Quick start

First ETL with Easy SQL

Install easy_sql with spark as the backend: python3 -m pip install 'easy-sql-easy-sql[spark,cli]'.

For spark backend

Create a file named sample_etl.spark.sql with content as below:

-- prepare-sql: drop database if exists sample cascade
-- prepare-sql: create database sample
-- prepare-sql: create table sample.test as select 1 as id, '1' as val

-- target=variables
select true as __create_output_table__

-- target=variables
select 1 as a

-- target=log.a
select '${a}' as a

-- target=log.test_log
select 1 as some_log

-- target=check.should_equal
select 1 as actual, 1 as expected

-- target=temp.result
select
    ${a} as id, ${a} + 1 as val
union all
select id, val from sample.test

-- target=output.sample.result
select * from result

-- target=log.sample_result
select * from sample.result

Run it with command:

bash -c "$(python3 -m easy_sql.data_process -f sample_etl.spark.sql -p)"

For postgres backend:

You need to start a postgres instance first.

If you have docker, run the command below:

docker run -d --name postgres -p 5432:5432 -e POSTGRES_PASSWORD=123456 postgres

Create a file named sample_etl.postgres.sql with content as the test file here.
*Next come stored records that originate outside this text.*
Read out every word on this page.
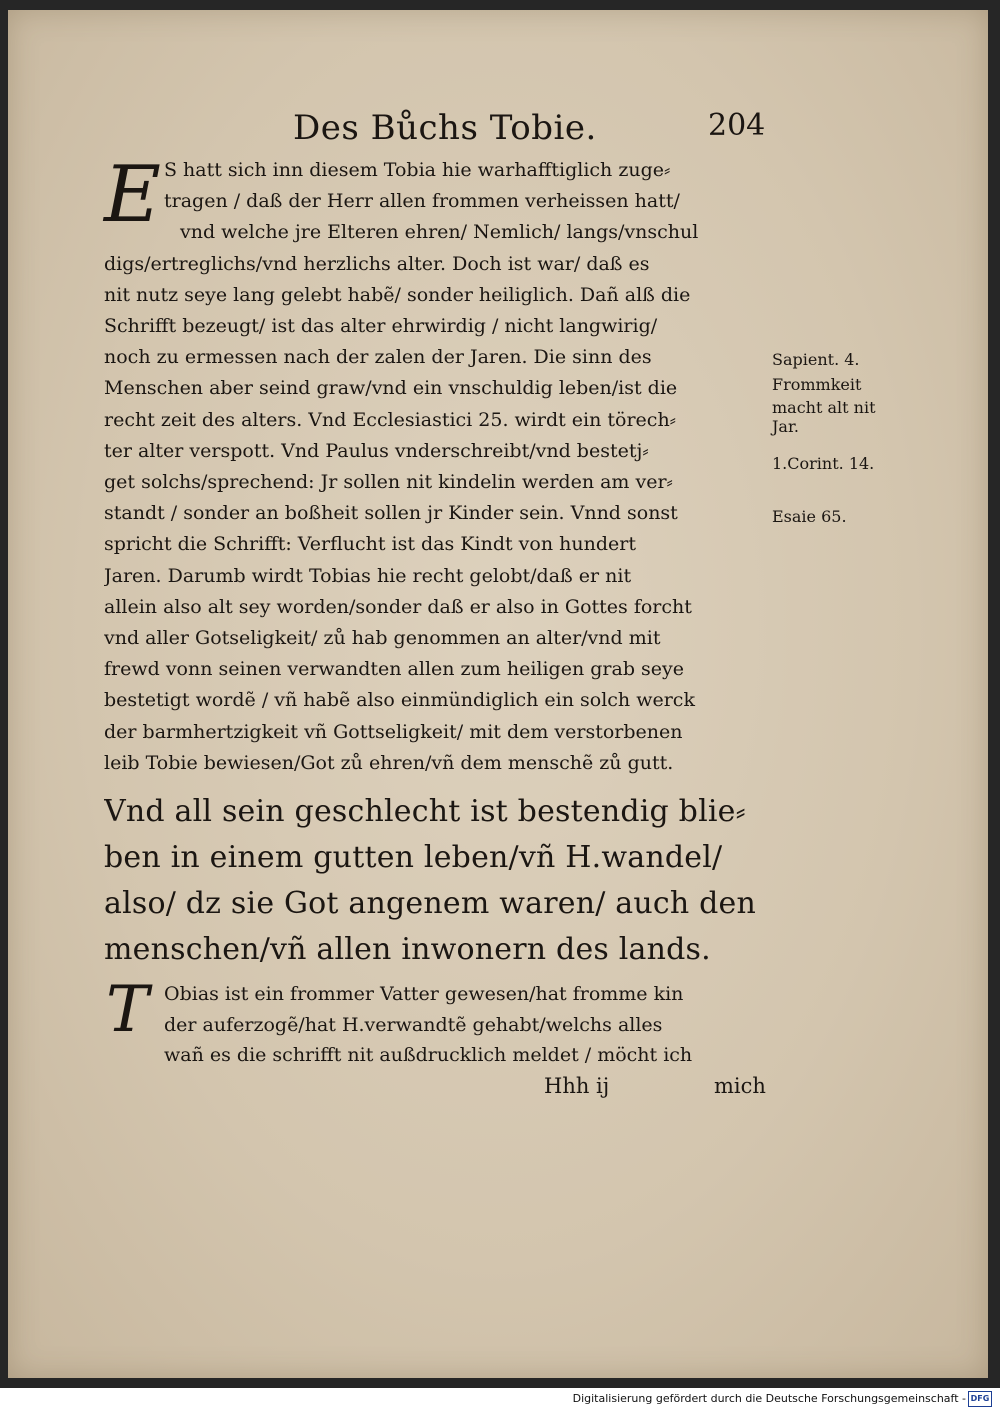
Des Bůchs Tobie.	204
E S hatt sich inn diesem Tobia hie warhafftiglich zuge⸗
tragen / daß der Herr allen frommen verheissen hatt/
vnd welche jre Elteren ehren/ Nemlich/ langs/vnschul
digs/ertreglichs/vnd herzlichs alter. Doch ist war/ daß es
nit nutz seye lang gelebt habẽ/ sonder heiliglich. Dañ alß die
Schrifft bezeugt/ ist das alter ehrwirdig / nicht langwirig/
noch zu ermessen nach der zalen der Jaren. Die sinn des
Menschen aber seind graw/vnd ein vnschuldig leben/ist die
recht zeit des alters. Vnd Ecclesiastici 25. wirdt ein törech⸗
ter alter verspott. Vnd Paulus vnderschreibt/vnd bestetj⸗
get solchs/sprechend: Jr sollen nit kindelin werden am ver⸗
standt / sonder an boßheit sollen jr Kinder sein. Vnnd sonst
spricht die Schrifft: Verflucht ist das Kindt von hundert
Jaren. Darumb wirdt Tobias hie recht gelobt/daß er nit
allein also alt sey worden/sonder daß er also in Gottes forcht
vnd aller Gotseligkeit/ zů hab genommen an alter/vnd mit
frewd vonn seinen verwandten allen zum heiligen grab seye
bestetigt wordẽ / vñ habẽ also einmündiglich ein solch werck
der barmhertzigkeit vñ Gottseligkeit/ mit dem verstorbenen
leib Tobie bewiesen/Got zů ehren/vñ dem menschẽ zů gutt.
Vnd all sein geschlecht ist bestendig blie⸗
ben in einem gutten leben/vñ H.wandel/
also/ dz sie Got angenem waren/ auch den
menschen/vñ allen inwonern des lands.
T Obias ist ein frommer Vatter gewesen/hat fromme kin
der auferzogẽ/hat H.verwandtẽ gehabt/welchs alles
wañ es die schrifft nit außdrucklich meldet / möcht ich
Hhh ij	mich
Sapient. 4.
Frommkeit
macht alt nit
Jar.
1.Corint. 14.
Esaie 65.
Digitalisierung gefördert durch die Deutsche Forschungsgemeinschaft - DFG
Make sure that you have install the corresponding backend with python3 -m pip install easy-sql-easy-sql[cli,pg]

Run it with command:

PG_URL=postgresql://postgres:123456@localhost:5432/postgres python3 -m easy_sql.data_process -f sample_etl.postgres.sql

For clickhouse backend:

You need to start a clickhouse instance first.

If you have docker, run the command below:

docker run -d --name clickhouse -p 9000:9000 yandex/clickhouse-server:20.12.5.18

Create a file named sample_etl.clickhouse.sql with content as the test file here.

Make sure that you have install the corresponding backend with python3 -m pip install easy-sql-easy-sql[cli,clickhouse]

Run it with command:

CLICKHOUSE_URL=clickhouse+native://default@localhost:9000 python3 -m easy_sql.data_process -f sample_etl.clickhouse.sql

For other backends:

The usage is similar, please refer to API doc here.

Run ETL in your code

Easy SQL can be used as a very light-weight library. If you’d like to run ETL programmatically in your code. Please refer to the code snippets below:

from pyspark.sql import SparkSession

from easy_sql.sql_processor import SqlProcessor
from easy_sql.sql_processor.backend import SparkBackend

if __name__ == '__main__':
    spark = SparkSession.builder.enableHiveSupport().getOrCreate()
    backend = SparkBackend(spark)
    sql = '''
-- target=log.some_log
select 1 as a
    '''
    sql_processor = SqlProcessor(backend, sql)
    sql_processor.run()

More sample code about other backends could be referred here

ETL Language support

We’ve created an extension for VS Code to ease the development of ETL in Easy SQL. A bunch of language features are provided, e.g. syntax highlight, code completion, diagnostics features etc. You can search Easy SQL in extension marketplace, or click here to get more information.

We recommended to install the extension to develop ETL in Easy SQL.